If science fiction, as Jen Hsun Huang enthuses, becomes reality, the robots will sense their superiority and turn on us. They’ll confiscate our houses, cars and bank accounts. We mere mortals will be retained, in reduced numbers, as minstrels, French maids, gardeners, chauffeurs, armor-polishers.
Wax on, wax off.
But don’t panic yet. The prospect (or horror) of robo-motoring isn’t as immediate — for real people — as Huang raved. He exposed the dream’s caste system inadvertently, by describing a scene in his personal near future. In this fantasy, he’s heading home in his autonomous Audi — let’s call it Artoo. He has reached the hill that leads to his house. Artoo says, “Yo, Jen Hsun. How about we activate the gate so we can drive right through when we get there?”
Stop the film here. Let’s look at the freeze-frame.
Huang’s hill is near San Francisco. I know those hills. I also know the scorched salt marshland out by East Palo Alto where the poor folks are cut off from the rest of the world by Route 101. And I know the working-class flats of Redwood City, Fremont, Richmond, Alameda.
People like me — and you — don’t often drive up the forested hills of Woodside or Hillsborough, or above Portola Valley, unless we’re delivery boys. If we tried, we’d eventually spot a private-security cruiser in our rear-view.
With this story, Huang accidentally confessed the truth about autonomous cars for the foreseeable (non-science fiction) future. They’re for guys, like him, whose homes — usually referred to as “compounds — have gates. Guard dogs. Surveillance. Gold faucets and trophy wives.

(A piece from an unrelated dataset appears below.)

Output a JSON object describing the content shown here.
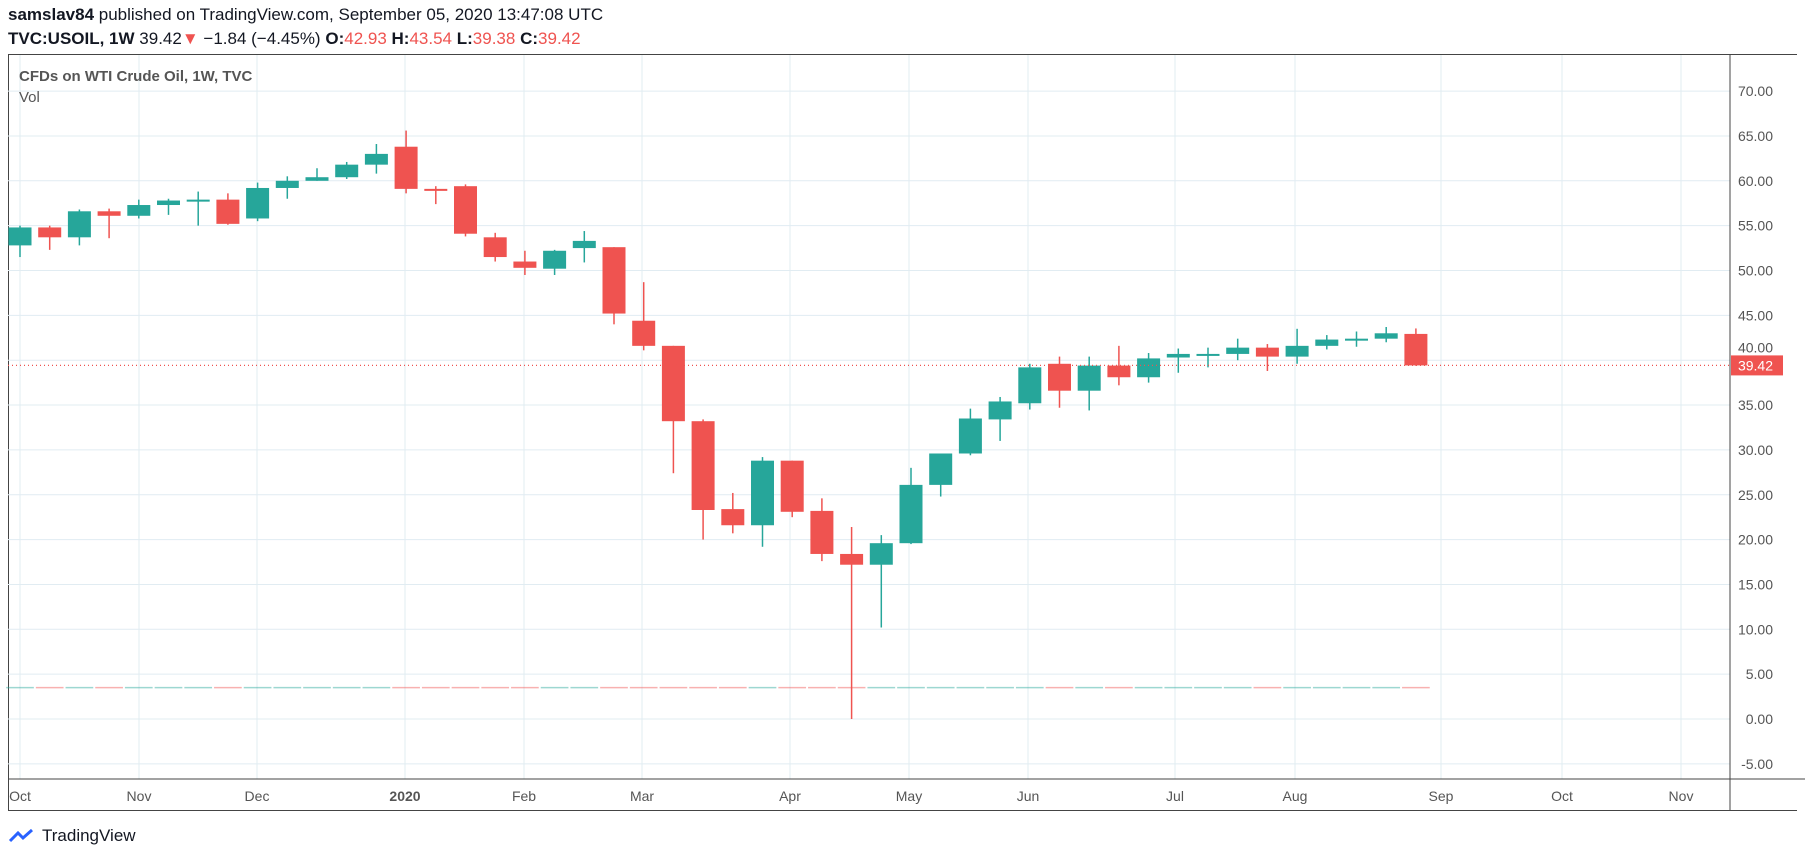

This is a future I’ve seen, at robo-car trade shows. Self-driven, machine-learning, mind-reading, well-spoken cars with English accents and rich Corinthian leather — these rides are way cool. But they’re out of our league, Steve.
Huang will be invited to the White House and he’ll give one to Trump. Free.
The rest of us, we’ll get one — eventually. But mine will be second-hand, when it’s a little too old to drive by itself, when it’s prone to stains on the garage floor, when the HUD turns fuzzy, the ECU smells like burning plastic, and the “infotainment” system can only find re-runs of “I Love Lucy.”